From outside a massive church building in one Southern city, you'd never guess there's a crack about to split the church in two. That's because the crack I'm talking about is a fissure in the heart of the congregation—one that threatens to rip the church apart.

The disagreement isn't over church doctrine or missions policy. No, it's over the style of music used for the worship service.

The congregation has always sung traditional anthems of the church from well-worn hymnals. But some members complain that the church is losing people to other congregations that offer a more contemporary style of worship service — with Scripture songs, guitars, and drums.

The disagreement has erupted into a full-scale war. And similar conflicts are tearing churches apart all across the country. How can we bring peace to these war-torn churches?

Is there a right and wrong kind of music for worship?

The way to forge a peace treaty is to ask the fundamental questions. What's the biblical standard for judging any kind of music? As Christians, how do we choose which music we listen to on our home stereos and car radios? Do we simply gravitate toward the music we like, or do we try to appreciate truly good quality?

Good music is a bit like good food. We all know that what we like is not necessarily what's good for us by objective standards of nutrition. And if we're smart, we don't just eat whatever we pile on our plates. Instead, we cultivate our tastes so we learn to like broccoli and carrots, not just pizza and ice cream.

In the same way, the music we like is not necessarily what's good for the soul. As Christians, we ought to cultivate our tastes so we learn to like music that is good by objective standards of beauty.

We should develop our musical tastes so we enjoy what is truly excellent.

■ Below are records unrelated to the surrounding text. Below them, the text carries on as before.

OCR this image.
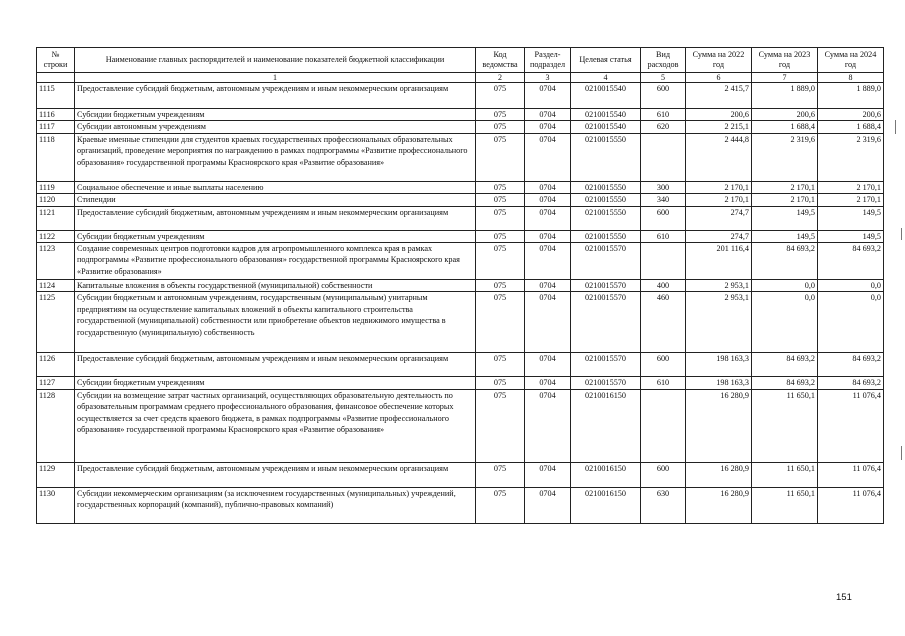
№ строки	Наименование главных распорядителей и наименование показателей бюджетной классификации	Код ведомства	Раздел-подраздел	Целевая статья	Вид расходов	Сумма на 2022 год	Сумма на 2023 год	Сумма на 2024 год
	1	2	3	4	5	6	7	8
1115	Предоставление субсидий бюджетным, автономным учреждениям и иным некоммерческим организациям	075	0704	0210015540	600	2 415,7	1 889,0	1 889,0
1116	Субсидии бюджетным учреждениям	075	0704	0210015540	610	200,6	200,6	200,6
1117	Субсидии автономным учреждениям	075	0704	0210015540	620	2 215,1	1 688,4	1 688,4
1118	Краевые именные стипендии для студентов краевых государственных профессиональных образовательных организаций, проведение мероприятия по награждению в рамках подпрограммы «Развитие профессионального образования» государственной программы Красноярского края «Развитие образования»	075	0704	0210015550		2 444,8	2 319,6	2 319,6
1119	Социальное обеспечение и иные выплаты населению	075	0704	0210015550	300	2 170,1	2 170,1	2 170,1
1120	Стипендии	075	0704	0210015550	340	2 170,1	2 170,1	2 170,1
1121	Предоставление субсидий бюджетным, автономным учреждениям и иным некоммерческим организациям	075	0704	0210015550	600	274,7	149,5	149,5
1122	Субсидии бюджетным учреждениям	075	0704	0210015550	610	274,7	149,5	149,5
1123	Создание современных центров подготовки кадров для агропромышленного комплекса края в рамках подпрограммы «Развитие профессионального образования» государственной программы Красноярского края «Развитие образования»	075	0704	0210015570		201 116,4	84 693,2	84 693,2
1124	Капитальные вложения в объекты государственной (муниципальной) собственности	075	0704	0210015570	400	2 953,1	0,0	0,0
1125	Субсидии бюджетным и автономным учреждениям, государственным (муниципальным) унитарным предприятиям на осуществление капитальных вложений в объекты капитального строительства государственной (муниципальной) собственности или приобретение объектов недвижимого имущества в государственную (муниципальную) собственность	075	0704	0210015570	460	2 953,1	0,0	0,0
1126	Предоставление субсидий бюджетным, автономным учреждениям и иным некоммерческим организациям	075	0704	0210015570	600	198 163,3	84 693,2	84 693,2
1127	Субсидии бюджетным учреждениям	075	0704	0210015570	610	198 163,3	84 693,2	84 693,2
1128	Субсидии на возмещение затрат частных организаций, осуществляющих образовательную деятельность по образовательным программам среднего профессионального образования, финансовое обеспечение которых осуществляется за счет средств краевого бюджета, в рамках подпрограммы «Развитие профессионального образования» государственной программы Красноярского края «Развитие образования»	075	0704	0210016150		16 280,9	11 650,1	11 076,4
1129	Предоставление субсидий бюджетным, автономным учреждениям и иным некоммерческим организациям	075	0704	0210016150	600	16 280,9	11 650,1	11 076,4
1130	Субсидии некоммерческим организациям (за исключением государственных (муниципальных) учреждений, государственных корпораций (компаний), публично-правовых компаний)	075	0704	0210016150	630	16 280,9	11 650,1	11 076,4
151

Perhaps you thought taste meant merely personal preference. But Christian authors J. I. Packer and Thomas Howard write that "taste is a facet of wisdom: It is the ability to distinguish what has value from what does not."

In music, we should be learning to distinguish what has objective value from what does not. For example, good music should fit the message — treating serious themes with a somber tone and cheerful themes with a light tone. Good music should not use cheap cliches — like heavy drum rolls or sliding violin solos — things that function like flashy visual effects in a movie. Good music should be emotionally powerful without lapsing into sentimentality.

Churches that unite behind objective standards of beauty such as these can heal the rift that divides so many congregations. And they might discover that they've been fighting the wrong battles. By objective standards, old music may be either good or bad — and contemporary music may be either good or bad as well.

It's not that one group is right and the other is wrong. Rather, Christians of all ages and backgrounds should unite behind the goal of discerning real beauty.

For, after all, we worship the God of beauty.